Поезд отошел уже в сумерках. Лагерь, который мы оставляли, выглядел зловеще. Что-то ожидает людей, которые в нем остались? Но задумываться долго было нельзя, нужно было как-нибудь устраиваться на ночь. И тут оказалось, что наша свирепая соседка в сущности вовсе не, свирепая… Нужно было видеть, как она упрашивала меня простить ее и как она старалась сжаться в комок, чтобы дать побольше места моей жене с ребенком. Странный человек… Впрочем я махнул на все рукой: главное – мы едем дальше.

Первая ночь прошла благополучно. Наш поезд шел очень медленно и часто останавливался. Но все были довольны. Самым главным для всех было: как можно скорее домой!

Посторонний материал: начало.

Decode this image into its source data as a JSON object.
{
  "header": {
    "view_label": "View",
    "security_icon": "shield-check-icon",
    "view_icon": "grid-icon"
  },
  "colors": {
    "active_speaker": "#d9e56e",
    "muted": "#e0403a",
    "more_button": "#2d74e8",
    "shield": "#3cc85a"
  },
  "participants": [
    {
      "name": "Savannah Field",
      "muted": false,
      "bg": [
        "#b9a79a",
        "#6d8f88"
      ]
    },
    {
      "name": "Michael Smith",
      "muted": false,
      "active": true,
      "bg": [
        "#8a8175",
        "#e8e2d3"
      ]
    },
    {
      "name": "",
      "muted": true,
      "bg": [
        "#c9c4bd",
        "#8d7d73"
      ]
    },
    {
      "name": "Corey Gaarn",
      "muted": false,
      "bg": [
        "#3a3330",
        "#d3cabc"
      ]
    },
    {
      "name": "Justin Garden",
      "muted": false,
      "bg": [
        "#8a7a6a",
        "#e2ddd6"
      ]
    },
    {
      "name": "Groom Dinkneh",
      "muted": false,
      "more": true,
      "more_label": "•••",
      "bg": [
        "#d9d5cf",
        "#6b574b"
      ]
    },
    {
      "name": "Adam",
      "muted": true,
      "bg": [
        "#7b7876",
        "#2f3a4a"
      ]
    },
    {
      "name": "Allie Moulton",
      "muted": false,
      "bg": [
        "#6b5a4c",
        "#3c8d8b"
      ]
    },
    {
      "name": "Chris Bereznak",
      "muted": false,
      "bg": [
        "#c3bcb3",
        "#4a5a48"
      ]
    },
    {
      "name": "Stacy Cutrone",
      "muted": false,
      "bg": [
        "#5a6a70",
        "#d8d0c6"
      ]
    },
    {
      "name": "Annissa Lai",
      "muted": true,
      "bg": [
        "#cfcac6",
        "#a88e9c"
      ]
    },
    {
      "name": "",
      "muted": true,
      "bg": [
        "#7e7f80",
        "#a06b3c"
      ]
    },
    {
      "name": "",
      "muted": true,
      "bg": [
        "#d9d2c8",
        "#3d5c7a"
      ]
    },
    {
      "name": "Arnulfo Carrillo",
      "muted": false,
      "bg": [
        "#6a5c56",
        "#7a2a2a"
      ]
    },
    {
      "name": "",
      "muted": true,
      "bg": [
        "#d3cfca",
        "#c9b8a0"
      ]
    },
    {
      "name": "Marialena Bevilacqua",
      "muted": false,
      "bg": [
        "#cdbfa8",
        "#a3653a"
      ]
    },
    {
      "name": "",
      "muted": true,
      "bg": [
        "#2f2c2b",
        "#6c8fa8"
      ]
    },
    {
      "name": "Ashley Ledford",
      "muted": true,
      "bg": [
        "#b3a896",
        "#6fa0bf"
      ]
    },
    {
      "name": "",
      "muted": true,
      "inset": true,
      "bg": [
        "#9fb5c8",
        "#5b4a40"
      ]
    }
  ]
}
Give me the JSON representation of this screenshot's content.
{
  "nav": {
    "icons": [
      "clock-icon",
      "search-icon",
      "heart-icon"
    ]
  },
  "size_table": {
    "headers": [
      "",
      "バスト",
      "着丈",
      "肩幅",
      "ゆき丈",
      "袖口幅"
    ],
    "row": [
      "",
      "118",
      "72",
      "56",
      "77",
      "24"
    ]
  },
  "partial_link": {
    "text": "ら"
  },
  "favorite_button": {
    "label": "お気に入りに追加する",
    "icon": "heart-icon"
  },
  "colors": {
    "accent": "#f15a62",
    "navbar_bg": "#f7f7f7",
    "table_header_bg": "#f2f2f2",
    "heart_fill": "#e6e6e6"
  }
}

Пришло утро, желудки потребовали своего. Мы спохватились, что никто не сказал нам, как будет с продовольствием. На первой остановке несколько человек, в том числе и я, выскочили из вагона и помчались разыскивать начальство. Впереди поезда был один пассажирский вагон. Попытавшись войти в него, мы убедились, что он наглухо заперт.

– Надо постучать в окошко! – предложил кто-то.

Но пришлось основательно барабанить в окна, пока одно из них открылось и из него выглянул советский офицер – заспанный, с опухшими глазами. Он сразу же заорал на нас во всю глотку, а мы в свою очередь закричали… Смысл этого обмена криками был тот, что офицер спрашивал, чего мы хотим, а мы отвечали, что мы голодны и хотим знать, получим ли мы что-нибудь. На этот вопрос он прокричал, что нас накормят тогда, когда он найдет это нужным. Это всех страшно возмутило. Послышались угрозы. Офицер закрыл окно. Кто-то бросил в окно камень. В окне – уже в другом – появился тот же офицер. Он держал в руке пистолет. При виде оружия толпа отхлынула в сторону. Офицер пригрозил, что будет стрелять, если мы сию же минуту не разойдемся по своим вагонам.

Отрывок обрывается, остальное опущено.